Al día siguiente llegaron a los Árboles. Braenn se arrodilló, bajó la cabeza. Geralt sintió que debía hacer lo mismo. Ciri suspiró con asombro. Los Árboles —sobre todo robles, tejos e hicorias— medían varias brazas de diámetro. No había modo de apreciar hasta qué altura alcanzaban sus copas. Ya el punto mismo en el que las poderosas y retorcidas raíces daban paso a un tronco liso estaba muy por encima de sus cabezas. Ahora les sería posible caminar más deprisa, los gigantes crecían ralos y a sus sombras no sobrevivía ninguna otra planta, tan sólo había una alfombra de hojas podridas.
Les sería posible ir más deprisa. Pero andaban despacio. En silencio. Con la cabeza gacha. Aquí, entre los Árboles, eran pequeños, insignificantes, inexistentes. No contaban para nada. Incluso Ciri guardaba silencio, no dijo palabra durante casi media hora.

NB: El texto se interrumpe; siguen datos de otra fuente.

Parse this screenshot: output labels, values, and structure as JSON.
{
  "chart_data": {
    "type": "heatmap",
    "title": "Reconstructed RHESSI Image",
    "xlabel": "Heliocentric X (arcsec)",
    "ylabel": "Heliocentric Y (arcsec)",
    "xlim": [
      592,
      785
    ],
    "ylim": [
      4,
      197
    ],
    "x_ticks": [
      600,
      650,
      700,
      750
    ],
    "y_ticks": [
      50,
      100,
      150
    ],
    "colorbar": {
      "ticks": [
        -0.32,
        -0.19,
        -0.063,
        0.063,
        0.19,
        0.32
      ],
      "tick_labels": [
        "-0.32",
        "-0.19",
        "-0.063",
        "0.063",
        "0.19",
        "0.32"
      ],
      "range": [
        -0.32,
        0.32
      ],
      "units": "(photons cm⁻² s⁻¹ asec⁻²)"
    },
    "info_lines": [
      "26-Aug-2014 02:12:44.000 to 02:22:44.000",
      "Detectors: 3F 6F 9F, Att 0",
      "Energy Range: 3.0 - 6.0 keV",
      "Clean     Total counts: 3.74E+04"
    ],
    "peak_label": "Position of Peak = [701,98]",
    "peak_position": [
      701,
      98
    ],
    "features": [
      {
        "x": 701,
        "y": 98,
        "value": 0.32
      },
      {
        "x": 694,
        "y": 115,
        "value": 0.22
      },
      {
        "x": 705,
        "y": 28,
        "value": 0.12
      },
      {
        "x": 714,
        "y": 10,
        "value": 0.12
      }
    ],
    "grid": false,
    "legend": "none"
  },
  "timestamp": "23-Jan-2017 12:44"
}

Y una hora de marcha después pasaron el cinturón de los Árboles, de nuevo se introdujeron en la espesura, en el hayedo húmedo.
El catarro atormentaba cada vez más a Ciri. Geralt no tenía pañuelo, pero como estaba harto de su incansable sorbimiento de nariz, le enseñó a limpiarse con los dedos. A la muchacha esto le gustó sobremanera. Mirando a su sonrisilla y a sus ojos brillantes, el brujo estuvo completamente seguro de que se alegraba con el pensamiento de que, en poco tiempo, iba a poder alardear de su nuevo arte en la corte, durante algún banquete o en la audiencia de un embajador de ultramar.
Braenn se detuvo de pronto, se dio la vuelta.
—Gwynbleidd —dijo, desatando un pañuelo verde que llevaba enrollado alrededor del codo—. Ven. Te vendaré los ojos. Así ha de ser.
—Lo sé.
—Te habré de guiar. Tiéndeme la mano.
—No —protestó Ciri—. Yo lo llevaré. ¿Vale, Braenn?
—Vale, bichito.
—¿Geralt?
—¿Ajá?
—¿Qué significa Gwyn… bleídd?
—Lobo Blanco. Así me llaman las dríadas.
—Cuidado, una raíz. ¡No te tropieces! ¿Te llaman así porque tienes los pelos blancos?
—Sí… ¡Puta madre!
—Ya te dije que había una raíz.
Anduvieron. Poco a poco. El suelo estaba resbaladizo de las hojas caídas. Sintió en el rostro un calor, el brillo del sol atravesaba la tela que le cubría los ojos.
—Oh, Geralt —escuchó la voz de Ciri—. Qué bonito es esto… Una pena que no puedas verlo. Hay tantas flores. Y pájaros. ¿Escuchas cómo cantan? Oh, cuántos hay aquí. Muchísimos. Oh, y ardillas. Cuidado, vamos a pasar un arroyo, por un puente de piedra. No te caigas al agua. Oh, ¡cuántos peces! Llenito. Nadan en el agua, ¿sabes? Cuántos animales hay aquí, buf. Creo que en ningún lugar hay tantos…
—En ningún lugar —murmuró él—. En ningún lugar. Esto es Brokilón.
—¿Qué?
—Brokilón. El Último Lugar.
—No lo entiendo…
—Nadie lo entiende. Nadie quiere entender.